Participant-Driven: Converging Around Ethical Questions in Special Collections

Participant-Driven: Converging Around Ethical Questions in Special Collections

Sponsored by California Rare Book School

Special collections librarians have long grappled with ethical questions unique to the types of materials in our collections and the particular modes of acquisition through which they enter. The 2003 ACRL Code of Ethics for Special Collections Librarians skillfully addresses many of these, including the need for professional boundaries (between personal and institutional collecting or librarians and the rare books market, for example) and professional judgment (such as situations in which preservation needs conflict with a commitment to free access).

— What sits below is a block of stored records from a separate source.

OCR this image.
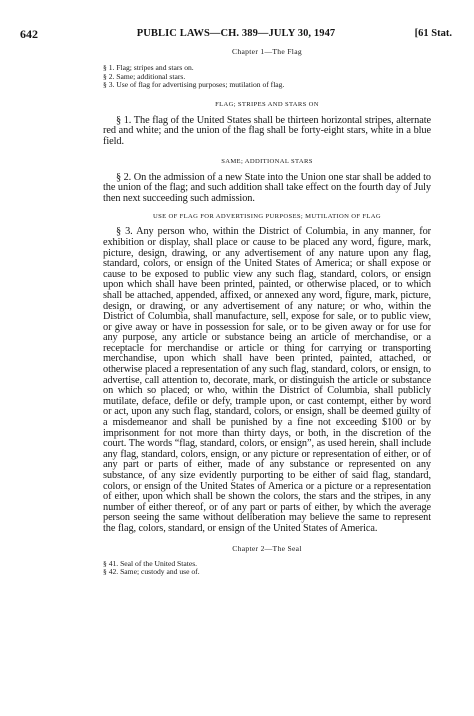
642	PUBLIC LAWS—CH. 389—JULY 30, 1947	[61 Stat.
Chapter 1—The Flag
§ 1. Flag; stripes and stars on.
§ 2. Same; additional stars.
§ 3. Use of flag for advertising purposes; mutilation of flag.
FLAG; STRIPES AND STARS ON

§ 1. The flag of the United States shall be thirteen horizontal stripes, alternate red and white; and the union of the flag shall be forty-eight stars, white in a blue field.

SAME; ADDITIONAL STARS

§ 2. On the admission of a new State into the Union one star shall be added to the union of the flag; and such addition shall take effect on the fourth day of July then next succeeding such admission.

USE OF FLAG FOR ADVERTISING PURPOSES; MUTILATION OF FLAG

§ 3. Any person who, within the District of Columbia, in any manner, for exhibition or display, shall place or cause to be placed any word, figure, mark, picture, design, drawing, or any advertisement of any nature upon any flag, standard, colors, or ensign of the United States of America; or shall expose or cause to be exposed to public view any such flag, standard, colors, or ensign upon which shall have been printed, painted, or otherwise placed, or to which shall be attached, appended, affixed, or annexed any word, figure, mark, picture, design, or drawing, or any advertisement of any nature; or who, within the District of Columbia, shall manufacture, sell, expose for sale, or to public view, or give away or have in possession for sale, or to be given away or for use for any purpose, any article or substance being an article of merchandise, or a receptacle for merchandise or article or thing for carrying or transporting merchandise, upon which shall have been printed, painted, attached, or otherwise placed a representation of any such flag, standard, colors, or ensign, to advertise, call attention to, decorate, mark, or distinguish the article or substance on which so placed; or who, within the District of Columbia, shall publicly mutilate, deface, defile or defy, trample upon, or cast contempt, either by word or act, upon any such flag, standard, colors, or ensign, shall be deemed guilty of a misdemeanor and shall be punished by a fine not exceeding $100 or by imprisonment for not more than thirty days, or both, in the discretion of the court. The words “flag, standard, colors, or ensign”, as used herein, shall include any flag, standard, colors, ensign, or any picture or representation of either, or of any part or parts of either, made of any substance or represented on any substance, of any size evidently purporting to be either of said flag, standard, colors, or ensign of the United States of America or a picture or a representation of either, upon which shall be shown the colors, the stars and the stripes, in any number of either thereof, or of any part or parts of either, by which the average person seeing the same without deliberation may believe the same to represent the flag, colors, standard, or ensign of the United States of America.

Chapter 2—The Seal
§ 41. Seal of the United States.
§ 42. Same; custody and use of.
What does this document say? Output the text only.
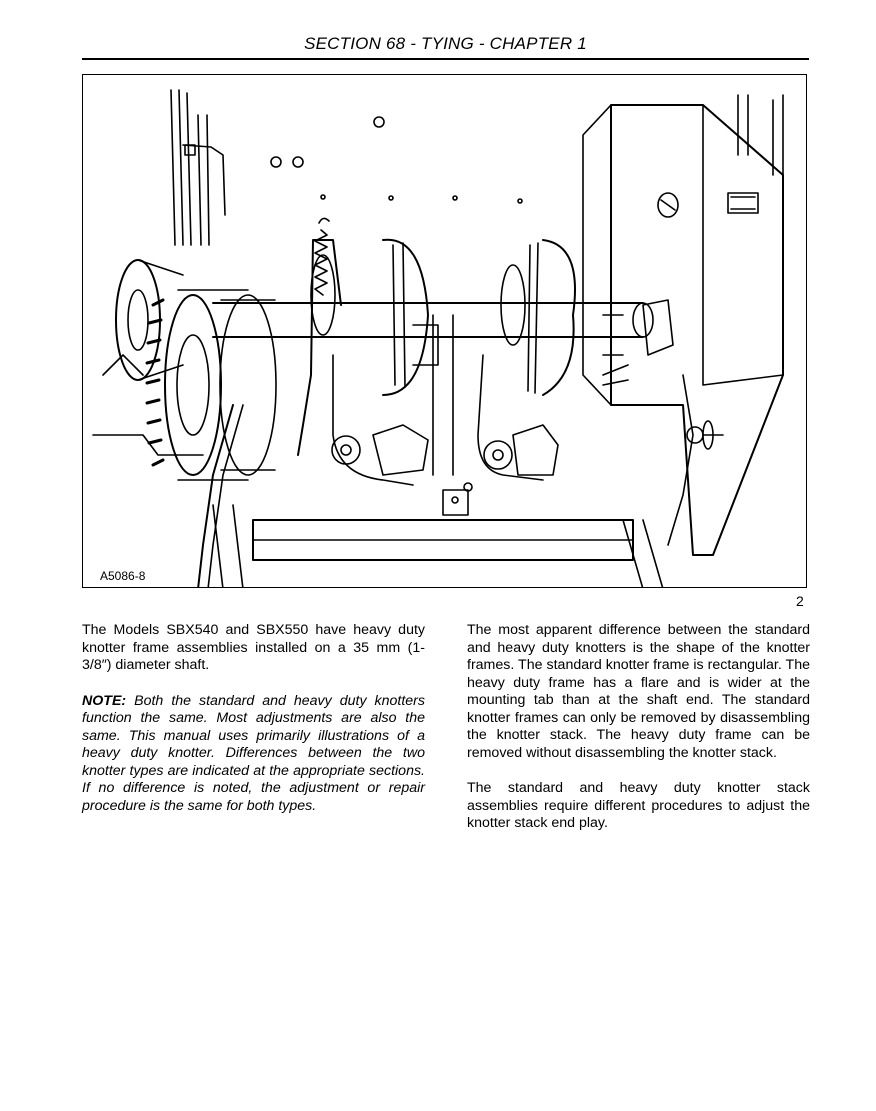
SECTION 68 - TYING - CHAPTER 1
A5086-8
2

The Models SBX540 and SBX550 have heavy duty knotter frame assemblies installed on a 35 mm (1-3/8″) diameter shaft.

NOTE: Both the standard and heavy duty knotters function the same. Most adjustments are also the same. This manual uses primarily illustrations of a heavy duty knotter. Differences between the two knotter types are indicated at the appropriate sections. If no difference is noted, the adjustment or repair procedure is the same for both types.

The most apparent difference between the standard and heavy duty knotters is the shape of the knotter frames. The standard knotter frame is rectangular. The heavy duty frame has a flare and is wider at the mounting tab than at the shaft end. The standard knotter frames can only be removed by disassembling the knotter stack. The heavy duty frame can be removed without disassembling the knotter stack.

The standard and heavy duty knotter stack assemblies require different procedures to adjust the knotter stack end play.
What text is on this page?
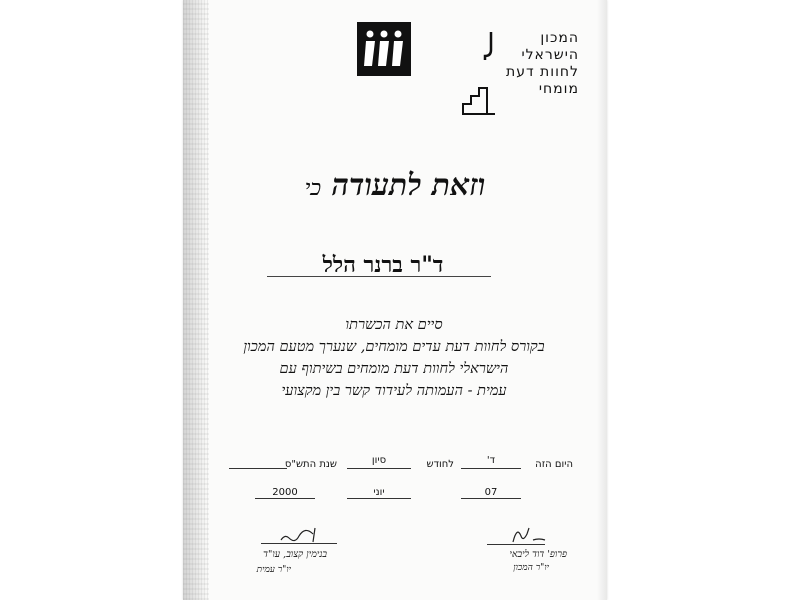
המכון
הישראלי
לחוות דעת
מומחי
וזאת לתעודה כי
ד"ר ברנר הלל
סיים את הכשרתו
בקורס לחוות דעת עדים מומחים, שנערך מטעם המכון
הישראלי לחוות דעת מומחים בשיתוף עם
עמית - העמותה לעידוד קשר בין מקצועי
היום הזה
ד'
לחודש
סיון
שנת התש"ס
07
יוני
2000
פרופ' דוד ליבאי
יו"ר המכון
בנימין קצוב, עו"ד
יו"ר עמית
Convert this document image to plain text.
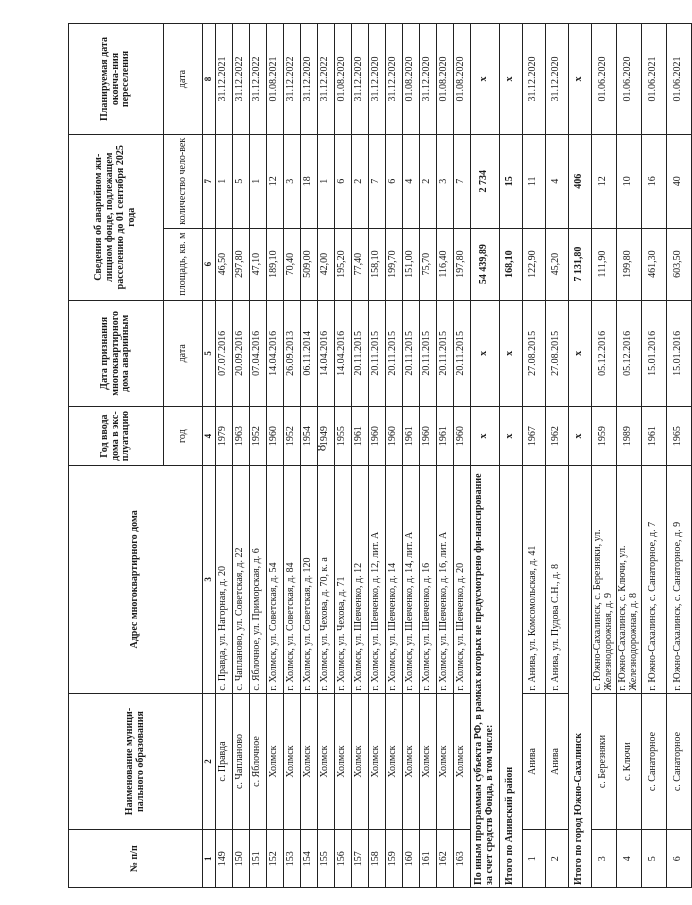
8
№ п/п	Наименование муници-пального образования	Адрес многоквартирного дома	Год ввода дома в экс-плуатацию	Дата признания многоквартирного дома аварийным	Сведения об аварийном жи-лищном фонде, подлежащем расселению до 01 сентября 2025 года		Планируемая дата оконча-ния переселения
			год	дата	площадь, кв. м	количество чело-век	дата
1	2	3	4	5	6	7	8
149	с. Правда	с. Правда, ул. Нагорная, д. 20	1979	07.07.2016	46,50	1	31.12.2021
150	с. Чапланово	с. Чапланово, ул. Советская, д. 22	1963	20.09.2016	297,80	5	31.12.2022
151	с. Яблочное	с. Яблочное, ул. Приморская, д. 6	1952	07.04.2016	47,10	1	31.12.2022
152	Холмск	г. Холмск, ул. Советская, д. 54	1960	14.04.2016	189,10	12	01.08.2021
153	Холмск	г. Холмск, ул. Советская, д. 84	1952	26.09.2013	70,40	3	31.12.2022
154	Холмск	г. Холмск, ул. Советская, д. 120	1954	06.11.2014	509,00	18	31.12.2020
155	Холмск	г. Холмск, ул. Чехова, д. 70, к. а	1949	14.04.2016	42,00	1	31.12.2022
156	Холмск	г. Холмск, ул. Чехова, д. 71	1955	14.04.2016	195,20	6	01.08.2020
157	Холмск	г. Холмск, ул. Шевченко, д. 12	1961	20.11.2015	77,40	2	31.12.2020
158	Холмск	г. Холмск, ул. Шевченко, д. 12, лит. А	1960	20.11.2015	158,10	7	31.12.2020
159	Холмск	г. Холмск, ул. Шевченко, д. 14	1960	20.11.2015	199,70	6	31.12.2020
160	Холмск	г. Холмск, ул. Шевченко, д. 14, лит. А	1961	20.11.2015	151,00	4	01.08.2020
161	Холмск	г. Холмск, ул. Шевченко, д. 16	1960	20.11.2015	75,70	2	31.12.2020
162	Холмск	г. Холмск, ул. Шевченко, д. 16, лит. А	1961	20.11.2015	116,40	3	01.08.2020
163	Холмск	г. Холмск, ул. Шевченко, д. 20	1960	20.11.2015	197,80	7	01.08.2020
По иным программам субъекта РФ, в рамках которых не предусмотрено фи-нансирование за счет средств Фонда, в том числе:			x	x	54 439,89	2 734	x
Итого по Анивский район			x	x	168,10	15	x
1	Анива	г. Анива, ул. Комсомольская, д. 41	1967	27.08.2015	122,90	11	31.12.2020
2	Анива	г. Анива, ул. Пудова С.Н., д. 8	1962	27.08.2015	45,20	4	31.12.2020
Итого по город Южно-Сахалинск			x	x	7 131,80	406	x
3	с. Березняки	с. Южно-Сахалинск, с. Березняки, ул. Железнодорожная, д. 9	1959	05.12.2016	111,90	12	01.06.2020
4	с. Ключи	г. Южно-Сахалинск, с. Ключи, ул. Железнодорожная, д. 8	1989	05.12.2016	199,80	10	01.06.2020
5	с. Санаторное	г. Южно-Сахалинск, с. Санаторное, д. 7	1961	15.01.2016	461,30	16	01.06.2021
6	с. Санаторное	г. Южно-Сахалинск, с. Санаторное, д. 9	1965	15.01.2016	603,50	40	01.06.2021
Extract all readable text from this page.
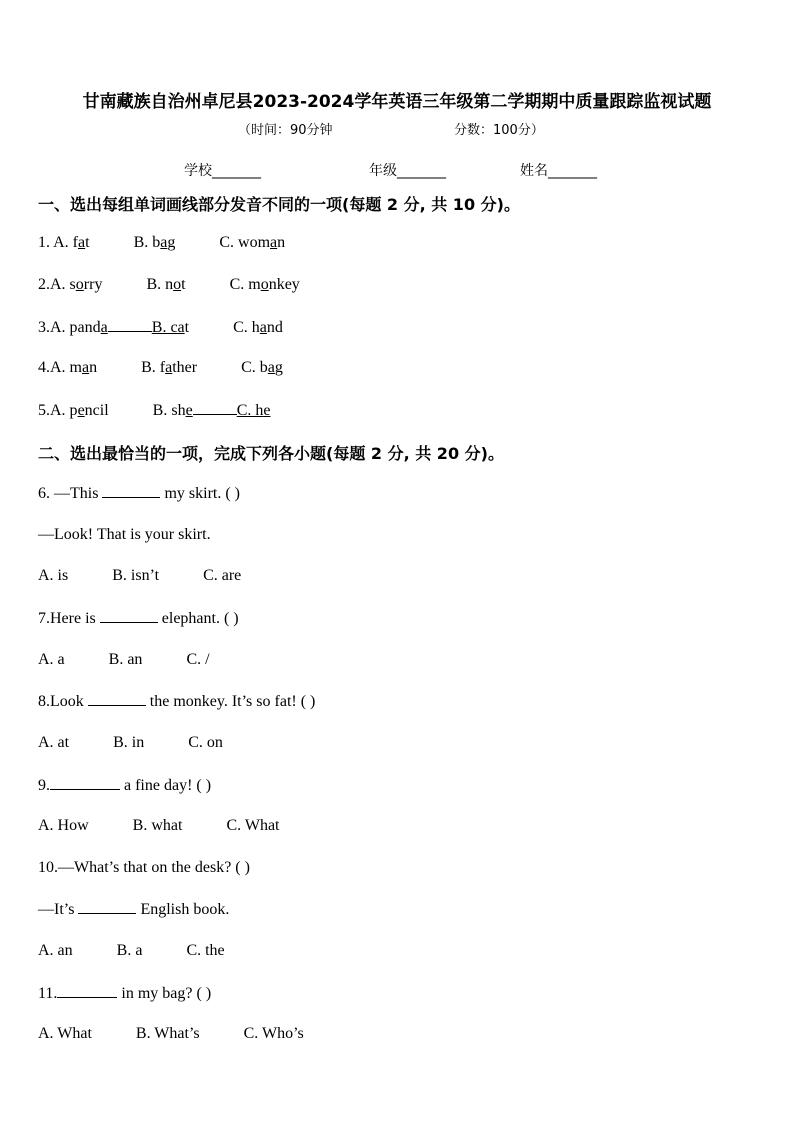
甘南藏族自治州卓尼县2023-2024学年英语三年级第二学期期中质量跟踪监视试题
（时间：90分钟	分数：100分）
学校_______	年级_______	姓名_______
一、选出每组单词画线部分发音不同的一项(每题 2 分, 共 10 分)。
1. A. fat	B. bag	C. woman
2.A. sorry	B. not	C. monkey
3.A. panda	B. cat	C. hand
4.A. man	B. father	C. bag
5.A. pencil	B. she	C. he
二、选出最恰当的一项，完成下列各小题(每题 2 分, 共 20 分)。
6. —This	my skirt. ( )
—Look! That is your skirt.
A. is	B. isn’t	C. are
7.Here is	elephant. ( )
A. a	B. an	C. /
8.Look	the monkey. It’s so fat! ( )
A. at	B. in	C. on
9.	a fine day! ( )
A. How	B. what	C. What
10.—What’s that on the desk? ( )
—It’s	English book.
A. an	B. a	C. the
11.	in my bag? ( )
A. What	B. What’s	C. Who’s
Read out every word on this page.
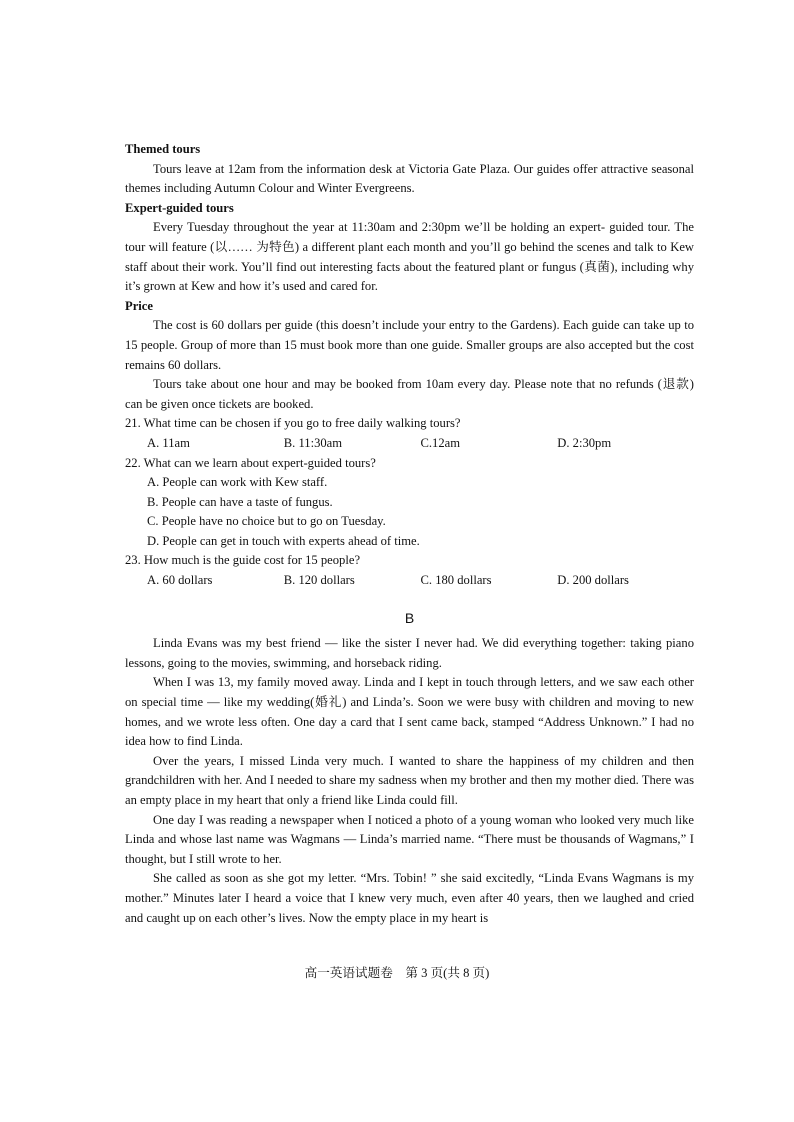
Themed tours

Tours leave at 12am from the information desk at Victoria Gate Plaza. Our guides offer attractive seasonal themes including Autumn Colour and Winter Evergreens.

Expert-guided tours

Every Tuesday throughout the year at 11:30am and 2:30pm we’ll be holding an expert- guided tour. The tour will feature (以…… 为特色) a different plant each month and you’ll go behind the scenes and talk to Kew staff about their work. You’ll find out interesting facts about the featured plant or fungus (真菌), including why it’s grown at Kew and how it’s used and cared for.

Price

The cost is 60 dollars per guide (this doesn’t include your entry to the Gardens). Each guide can take up to 15 people. Group of more than 15 must book more than one guide. Smaller groups are also accepted but the cost remains 60 dollars.

Tours take about one hour and may be booked from 10am every day. Please note that no refunds (退款) can be given once tickets are booked.

21. What time can be chosen if you go to free daily walking tours?

A. 11am	B. 11:30am	C.12am	D. 2:30pm

22. What can we learn about expert-guided tours?

A. People can work with Kew staff.

B. People can have a taste of fungus.

C. People have no choice but to go on Tuesday.

D. People can get in touch with experts ahead of time.

23. How much is the guide cost for 15 people?

A. 60 dollars	B. 120 dollars	C. 180 dollars	D. 200 dollars

B

Linda Evans was my best friend — like the sister I never had. We did everything together: taking piano lessons, going to the movies, swimming, and horseback riding.

When I was 13, my family moved away. Linda and I kept in touch through letters, and we saw each other on special time — like my wedding(婚礼) and Linda’s. Soon we were busy with children and moving to new homes, and we wrote less often. One day a card that I sent came back, stamped “Address Unknown.” I had no idea how to find Linda.

Over the years, I missed Linda very much. I wanted to share the happiness of my children and then grandchildren with her. And I needed to share my sadness when my brother and then my mother died. There was an empty place in my heart that only a friend like Linda could fill.

One day I was reading a newspaper when I noticed a photo of a young woman who looked very much like Linda and whose last name was Wagmans — Linda’s married name. “There must be thousands of Wagmans,” I thought, but I still wrote to her.

She called as soon as she got my letter. “Mrs. Tobin! ” she said excitedly, “Linda Evans Wagmans is my mother.” Minutes later I heard a voice that I knew very much, even after 40 years, then we laughed and cried and caught up on each other’s lives. Now the empty place in my heart is

高一英语试题卷　第 3 页(共 8 页)
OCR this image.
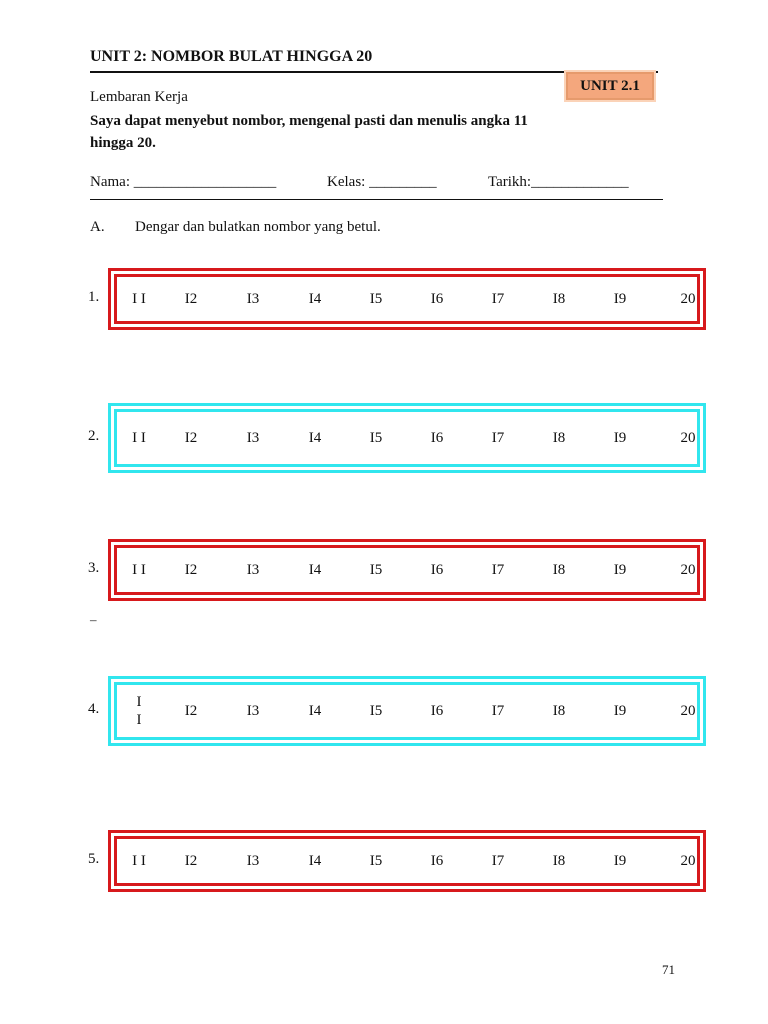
UNIT 2: NOMBOR BULAT HINGGA 20
UNIT 2.1
Lembaran Kerja
Saya dapat menyebut nombor, mengenal pasti dan menulis angka 11 hingga 20.
Nama: ___________________	Kelas: _________	Tarikh:_____________
A. Dengar dan bulatkan nombor yang betul.
1. I I	I2	I3	I4	I5	I6	I7	I8	I9	20
2. I I	I2	I3	I4	I5	I6	I7	I8	I9	20
3. I I	I2	I3	I4	I5	I6	I7	I8	I9	20
4. I
I
I2	I3	I4	I5	I6	I7	I8	I9	20
5. I I	I2	I3	I4	I5	I6	I7	I8	I9	20
–
71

Sponsored by the Task Force to Revise the Code of Ethics for Special Collections Librarians, this participant-driven session serves as a means to gain input from RBMS members on new and transformed ethical questions attendant to our current reality of the democratization of collections, the omnipresence of digitization, and our heightened sensitivity to the need to include and protect diverse voices and perspectives in our practice. We will encourage free and open discussion around three major ethical themes:

  • Privacy and disclosure concerns arising from our willingness to democratize all of our materials
  • Navigation of personal bias in collecting and describing materials representing diverse perspectives and voices, especially in relation to community collecting
  • The ongoing fight to balance preservation and access in both the analog and digital realms

Discussants will introduce one theme with a brief exploration of an ethical issue or situation they have encountered. Afterward, participants will join one of three theme-based discussion groups to explore a topic more deeply.